2011年6月28日火曜日

キングオブクロップ 米国の作物王 (顧客レター)


上の写真、左は今回も大統領候補に名乗りでたロンポール。そして右は去年まで下院金融委員長だったバーニーフランク。この二人はともに70年代後半~80年代前半に下院議員となり、その後長年に渡り共和党と民主党を代表して多くの政策において敵同士となった。特に金融に関して一歩も譲らず、バーニーが金融委員長だった2010年までの下院では、WSやFEDを擁護しながらドットフランク法(危機後の金融改革法案)の発起人なったバーニー議長に、FED廃止論者のロンポールが食い下がる場面がよく見られた。ただこの二人は金融に関して信念を持っているのは確かだ。

まず本当は医者だったロンポールは、オーストリー学派の金融を学んだ後、ニクソンがドルと金の交換を停止したことから、これからは世界のマネーはペーパーゲームーなってしまうと危機感を抱き、その日に医者を辞めて政治家になる事を決断した筋金入りである。
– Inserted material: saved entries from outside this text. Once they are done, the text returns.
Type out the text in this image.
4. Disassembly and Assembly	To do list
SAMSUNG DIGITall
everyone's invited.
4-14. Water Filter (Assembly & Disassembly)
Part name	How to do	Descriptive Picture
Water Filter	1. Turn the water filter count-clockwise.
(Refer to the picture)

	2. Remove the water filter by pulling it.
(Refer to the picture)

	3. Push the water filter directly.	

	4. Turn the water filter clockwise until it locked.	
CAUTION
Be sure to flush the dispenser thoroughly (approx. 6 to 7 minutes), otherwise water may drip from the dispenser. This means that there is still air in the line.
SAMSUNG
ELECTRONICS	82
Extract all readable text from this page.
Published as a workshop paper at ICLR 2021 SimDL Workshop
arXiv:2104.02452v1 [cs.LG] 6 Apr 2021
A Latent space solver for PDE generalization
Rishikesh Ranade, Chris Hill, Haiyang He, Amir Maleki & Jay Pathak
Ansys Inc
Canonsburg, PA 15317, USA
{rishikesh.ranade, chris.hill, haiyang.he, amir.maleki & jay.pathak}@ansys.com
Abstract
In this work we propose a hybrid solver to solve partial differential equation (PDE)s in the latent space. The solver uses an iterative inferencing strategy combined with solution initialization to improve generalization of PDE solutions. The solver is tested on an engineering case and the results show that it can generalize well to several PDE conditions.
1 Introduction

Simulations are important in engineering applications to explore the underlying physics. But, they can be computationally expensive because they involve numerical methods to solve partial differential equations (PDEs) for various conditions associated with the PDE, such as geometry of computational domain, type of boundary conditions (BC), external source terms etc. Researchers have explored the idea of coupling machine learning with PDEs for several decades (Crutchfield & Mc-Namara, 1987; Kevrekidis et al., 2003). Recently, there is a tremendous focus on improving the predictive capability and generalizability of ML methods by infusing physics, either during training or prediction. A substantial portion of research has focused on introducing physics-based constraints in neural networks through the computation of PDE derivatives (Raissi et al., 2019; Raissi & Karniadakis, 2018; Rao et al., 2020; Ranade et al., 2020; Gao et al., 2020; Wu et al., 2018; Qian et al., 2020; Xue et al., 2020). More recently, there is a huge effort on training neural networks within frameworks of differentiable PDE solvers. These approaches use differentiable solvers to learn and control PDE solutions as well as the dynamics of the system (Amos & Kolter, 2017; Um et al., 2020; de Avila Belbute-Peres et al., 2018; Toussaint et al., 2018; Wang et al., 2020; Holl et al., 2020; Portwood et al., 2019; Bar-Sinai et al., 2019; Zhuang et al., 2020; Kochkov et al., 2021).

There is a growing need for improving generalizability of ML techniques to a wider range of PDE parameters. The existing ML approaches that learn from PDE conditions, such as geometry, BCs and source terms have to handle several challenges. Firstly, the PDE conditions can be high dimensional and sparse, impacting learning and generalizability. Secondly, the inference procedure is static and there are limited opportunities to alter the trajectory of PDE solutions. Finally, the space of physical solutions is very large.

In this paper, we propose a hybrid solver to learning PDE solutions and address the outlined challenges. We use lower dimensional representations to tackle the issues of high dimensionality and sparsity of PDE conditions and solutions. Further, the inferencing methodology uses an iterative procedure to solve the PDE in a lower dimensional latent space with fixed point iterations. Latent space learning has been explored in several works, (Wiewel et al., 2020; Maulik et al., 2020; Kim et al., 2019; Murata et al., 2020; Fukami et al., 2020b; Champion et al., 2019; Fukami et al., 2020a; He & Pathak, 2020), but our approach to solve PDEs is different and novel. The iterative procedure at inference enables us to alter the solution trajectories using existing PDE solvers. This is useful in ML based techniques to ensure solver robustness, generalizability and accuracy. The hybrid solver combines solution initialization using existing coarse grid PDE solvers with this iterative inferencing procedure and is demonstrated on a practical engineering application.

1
一方金融の街NY近郊のユダヤ人家庭に生まれたバーニーは、どちらと言うと場末の荒れた環境で育ちながらもハーバードの大学と大学院を苦学して卒業した庶民派であり、一方弁護士出身としてWSと妥協しながら民主党の金融政策立案の中心として君臨してきた。 

この様に、ライバルとして米国下院の顔だったこの二人は、殆ど案件で相反しながら、議会の大半が反対し、また日本人の常識からはあり得ない変わった法案に関してなぜか協調路線を取る事があった。その代表が同性愛者の権限を守る法案。自ら同性愛者なのを明らかにしているバーニーはともかく、共和党のロンポールは共和党では孤高のゲイ容認論者である。ただ彼の場合ゲイを推奨しているのではなく、リバータリアンとして個人の自由を尊重するという信念からだ。そして今、この二人が再びタッグを組んだ。 二人の対立を金融危機後からずっと紹介してきた立場としては不思議な気分だが、今ふたりはマリワナの合法化でタッグを組んだ。いわば「ロン‐フランク法案」である。(個人的仮称)

そもそもマリワナは長年米国では影のキングオブクロップ(KING OF CROPS)だった。合法化された産物ではないので農務省の出した統計はなく、民間が出した2006年の資料しかないが、当時金額ベースで米国の穀物生産高トップのコーン35ビリオンを上回るビジネスになっていたとされる。 (2006年のコーン価格はMトン当たり100ドル前後、それが現在は300ドルと3倍。一方2010年の生産高は2006年の120%なので、単純計算で今のコーンビジネスは120ビリオン。マリワナがこの金額を上回っているかは判らない。) ではなぜこれだけの規模の産物に税金がかからないのか。ロンポールとバーニーはマリワナの取り締まりを止め(ドラック全体の取り締まりコストは2兆円)、逆に合法化して税をかけろと言っているのである。

そもそも米国は1600年代初頭に、タバコ栽培を目的に移住が始まった(バージニアスリムは名残)。それから400年、今この国でタバコの役割は終わりつつある。喫煙者の永続的減少の中、1箱1000円では税収も知れている。ならば400年前のアメリカンドリームに匹敵するモノは何だ。それはマリワナ栽培かもしれない。 ここ数年この国の金融市場で起こったクレージーからすれば、全く違和感はない。ロンとバーニーの二人の金融の論客からすれば、それは米国のロールオーバーとなろう・・。